Turbocharging is by far the most efficient way to get more power out of an engine. Turbochargers compress air using a turbine much like a centerfugal supercharger, however they are not driven by a belt. Instead they are driven by exhaust gasses leaving the engine (using waste energy to make more power).

   A turbocharger contains two turbines connected by a central shaft. In the picture above the intake turbine is on the left and the exhaust turbine is on the right. What happens when a turbo "spools" or spins up is a "wastegate" (exhaust bypass allowing the engine to operate without sending exhaust gas through the turbo) closes sending exhaust into the exhaust housing of the turbo. The gasses spin around this housing until they are channeled into the center where the exhaust turbine is. As the gasses pas this turbine they spin it up causing the shaft through the turbo and the intake turbine to spin at the same speed. The exhaust gasses exit the housing into the exhaust pipe and are done with, but on the other end of the turbo the real fun is going on. As the turbines spin up the intake turbine begins to suck air in and push it into the compressor housing. From here it is sent out into the intake tube at high pressure.

   As we know from the supercharger, this compressed air is hot.

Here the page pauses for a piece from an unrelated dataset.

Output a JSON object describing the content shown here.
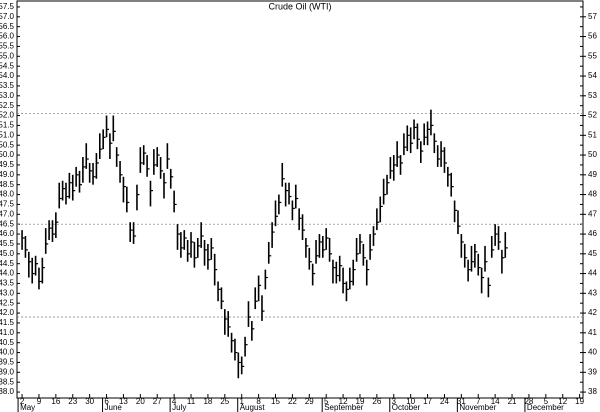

However, with a turbocharger, we have the option of cooling this air with an "intercooler." An intercooler can be one of two types: Air/Air (more common) or Air/Water (used on dragsters). An Air/Air intercooler passes air through channels separated by small gaps. These gaps are filled with a zig zag of aluminum fins much like a car radiator. As the hot air passes through the intercooler passages cold air passes through it perpendicular to the sealed path of the compressed air. This allows a cold yet pressurized charge of air to exit the intercooler and go into the engine.

   When boosting (or adding any significant amount of air to the cylinders) it is important to keep a air fuel mixture that is close to 14.7:1. If you go "lean" under boost exhaust gas temperatures will skyrocket above 2000 F resulting in burnt valves, collapsed pistons, and smoked bearings. It is important to remember that power does not come from nitrous or boost, it comes from burning more fuel in the same amount of time. Another thing to look out for when boosting or running higher compression is detonation. Detonation occurs when the air fuel mix is under such high pressure (due to having air forced into the cylinder or just higher compression) that it explodes spontaneously before the piston reaches TDC. This results in the piston being driven backwards and destroys an engine in a fraction of a second. Higher octane fuels were developed to prevent detonation as they are less volatile. These fuels when burned in a regular engine (compression ratios between 9:1 and 9.5:1) will not burn completely resulting in excess carbon buildup (this is why you SHOULD NOT use anything higher than 87 octane in a regular engine). However, in a high compression engine as are seen in high end sedans and coupes these fuels will prevent detonation and yield better power and reliability. The octane rating is the only difference between fuel grades at the gas pump so don't be fooled into thinking that "premium" gas is any cleaner or that it will make your car run any better, it will only burn differently.

   With adequate fuel supply and boost in some form (Nitrous, Supercharger, or Turbo) it is possible to greatly increase output without having to increase the RPM range or displacement of an engine. Power levels as high as 300-400 HP can be extracted from 1.8-2.2L engines with properly designed and managed boost setups.